What I am calling the secondary tonality of tragedy enters here, because Bilgrami is clear that it didn’t have to turn out this way. Mohandas Gandhi, for example, tried hard to prevent the development of a situation in India (of nationalism and majoritarianism) that would in turn require secularism. (This argument isn’t really developed in the present paper, but Bilgrami has written of it elsewhere.) In this example, history is not a progressive force that gradually loosens the hold of illiberalism, but actually creates the conditions in which illiberalism can flourish, which in turn brings forth the need for (S) as our best hope in a situation that hasn’t turned out very well.

And, finally, the third tonality. Whether history is ultimately progressive or tragic, it is at least dynamic. Religion, by contrast, seems quite static. In Bilgrami’s schema, secularism points out to religion (or waits for history to do the pointing out) that its picture of things is full of internal tensions; it thereby hopes to convince religion to sign on to (S)’s lexical ordering for reasons that remain religious (that’s the overlapping consensus part of the argument) but have now been pluralized (that’s the moral psychological part of the argument).

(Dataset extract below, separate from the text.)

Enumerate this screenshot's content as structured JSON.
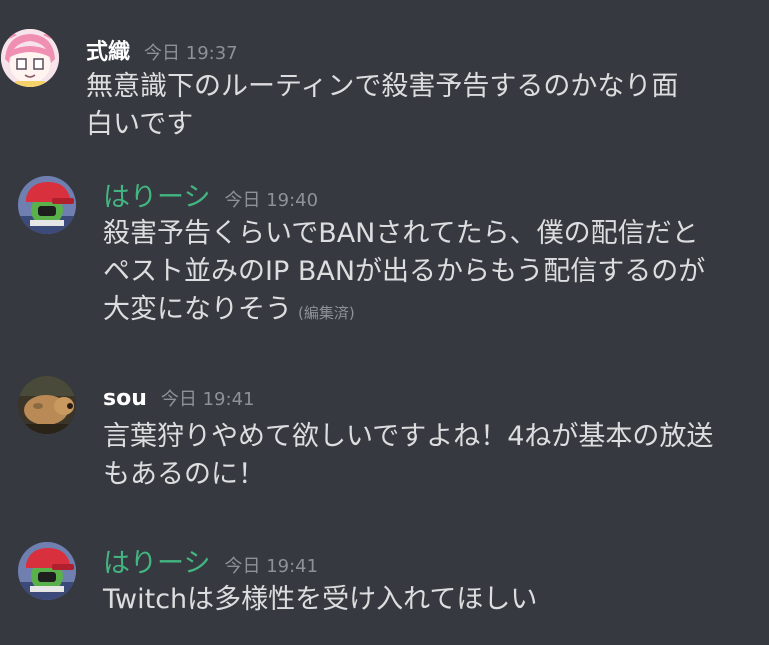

I don’t get any sense that for Bilgrami the arrow might sometimes point in the other direction. Like Lars Tønder and a few of the other commentators on the paper, I wonder whether this simply reintroduces the conceits of secularism (its confident sense that it is right, and that history is on its side) in more modest garb. Can we really envision, on Bilgrami’s grounds, an engagement that reveals that secularism, too, has internal tensions that should be confronted—a conversation, that is, that actually changes both participants? This is the possibility that William Connolly gestured toward in a brief reading of Søren Kierkegaard in Why I Am Not a Secularist, and that Tønder develops very nicely out of Maurice Merleau-Ponty’s notion of the “tolerance of the incomplete” in his piece: “rather than beginning with the issue of how to order political ideals,” Tønder writes, “Merleau-Ponty’s dialectic begins in the midst of lived experience, where perceptions, judgments, and ideals have not yet reached the threshold of conceptual clarity….” This would lead to epistemic modesty of a different kind—neither a liberal recommendation of tolerance because we might turn out to be wrong, nor the modesty of the overlapping consensus, but a modesty born of the sense that things are still in flux, still in process, and that all of us find ourselves suddenly in the middle of things and without fully secure footing. Elsewhere I’ve suggested that the romantic theory of the fragment offers a useful way to think about this kind of modesty.

I suspect that Bilgrami would say that I’m missing the point here. (S), he insists at the very beginning of his paper, isn’t a good in itself, and so it can’t be internally conflicted, nor can it be anthropomorphized. (S) merely seeks to promote other kinds of goods (to be established by the polity in question) and it is in order to protect those goods that the requirement of lexical ordering comes into play. Yet there is one good that (S) seems to be not simply protecting but also promoting, and that is the good of helping religions pluralize their own self-conceptions. This is where (S) becomes activist in a way that Bilgrami, I think, doesn’t fully admit. If I may introduce a new term here, we could say that (S) is prophetic in its relation to religion.

There are good reasons to think that religion is more dynamic than Bilgrami’s picture of it allows. Indeed, it seems to me that religion has often been prophetic in its relation to the state—even, perhaps, to the point of convincing it to change its lexical ordering. But that is a topic for another day.